Julio d’Escriván is a composer and performer of new music. His work is grounded in a career that has included writing jingles, commercial branding, documentary and film music. As a composer of purely acoustic music, he has written, solo, ensemble and orchestral work since 1982, his work has been performed and heard internationally since the late 80s. He became interested in electroacoustic music, electronics and music for media in1986 and has not stopped since. Between 1991 and 2003 he extensively wrote music for broadcast media in The Americas, and upon arriving in England in 2003, he turned his attention back to more personal explorations. A chance encounter with English coding legend Nick Collins at the Kettle’s Yard art gallery in Cambridge circa 2005 challenged him to tackle the problems of music with code and eventually live coding. This friendship also led to joint projects like the Cambridge Companion to Electronic Music, Cambridge University Press (2007 and 2017 for its 2nd Edition, forthcoming).
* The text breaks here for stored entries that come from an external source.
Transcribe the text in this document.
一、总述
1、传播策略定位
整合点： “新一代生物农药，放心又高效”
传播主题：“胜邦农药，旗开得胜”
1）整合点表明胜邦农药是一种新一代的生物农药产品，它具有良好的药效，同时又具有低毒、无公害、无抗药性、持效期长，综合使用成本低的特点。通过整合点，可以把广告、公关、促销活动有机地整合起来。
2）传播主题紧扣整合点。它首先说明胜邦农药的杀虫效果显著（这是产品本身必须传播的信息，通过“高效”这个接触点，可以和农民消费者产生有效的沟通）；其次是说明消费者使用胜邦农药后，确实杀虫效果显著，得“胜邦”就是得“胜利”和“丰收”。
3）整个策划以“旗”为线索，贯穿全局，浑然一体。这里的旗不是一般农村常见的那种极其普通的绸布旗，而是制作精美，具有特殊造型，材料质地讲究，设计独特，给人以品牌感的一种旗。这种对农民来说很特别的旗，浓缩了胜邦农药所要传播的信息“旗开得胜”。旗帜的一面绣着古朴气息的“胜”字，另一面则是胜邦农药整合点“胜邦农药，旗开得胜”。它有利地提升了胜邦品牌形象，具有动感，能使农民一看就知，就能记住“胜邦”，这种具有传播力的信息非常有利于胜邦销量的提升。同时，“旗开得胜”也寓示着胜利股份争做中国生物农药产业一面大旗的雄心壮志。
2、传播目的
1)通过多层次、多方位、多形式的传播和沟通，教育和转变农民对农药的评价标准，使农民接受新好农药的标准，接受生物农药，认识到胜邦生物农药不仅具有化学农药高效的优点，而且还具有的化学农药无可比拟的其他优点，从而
It also turned him into a keen SuperCollider user, and a contributor with Scott Wilson in the SuperCollider Book published by MIT Press in 2011. Since 2012, Julio has also been practicing ‘soundpainting’ or live composition through sign language, an analogue form of live coding. Since 2011 Julio has recorded several CDs with Iñigo Ibaibarriaga in their joint project FUSIL and with Ensemble KLEM, Bilbao, for Zawp Records in Spain. At present, Julio is a Senior Lecturer in Music, Sound and The Moving Image, and a doctoral supervisor at The University of Huddersfield, in England.
For the last few years I have practiced soundpainting with instrumental ensembles, as well as live coding; sometimes both at the same time. Soundpainting is a sign language that describes single musical events, as well as patterns and processes. It was created in the mid 1970s in New York by American composer and performer Walter Thompson who describes it as a Live Composition language.
A soundpainter appears to be a sort of conductor whose gestures not only transmit the traditional tempo, cueing, expression and dynamics but also musical content. Namely, patterns, melodic developments, extended techniques and processes are all created or directed by a soundpainter. In this way, they create works on the fly which may be characterised as improvisation or live composition. The soundpainter exposes to the audience their musical thinking as they set ideas in motion, follow emerging ones and edit the music as it flows. It strikes me that Soundpainting is in essence a live coding language for instrumental ensembles.
In this presentation I introduce the sound painting gesture set and compare it to languages like SuperCollider and TidalCycles with illustrations from my own work in recent years. I hope to contextualise this by reflecting on the musical conditions that may be brought about by a live composition approach in both live coding and soundpainting.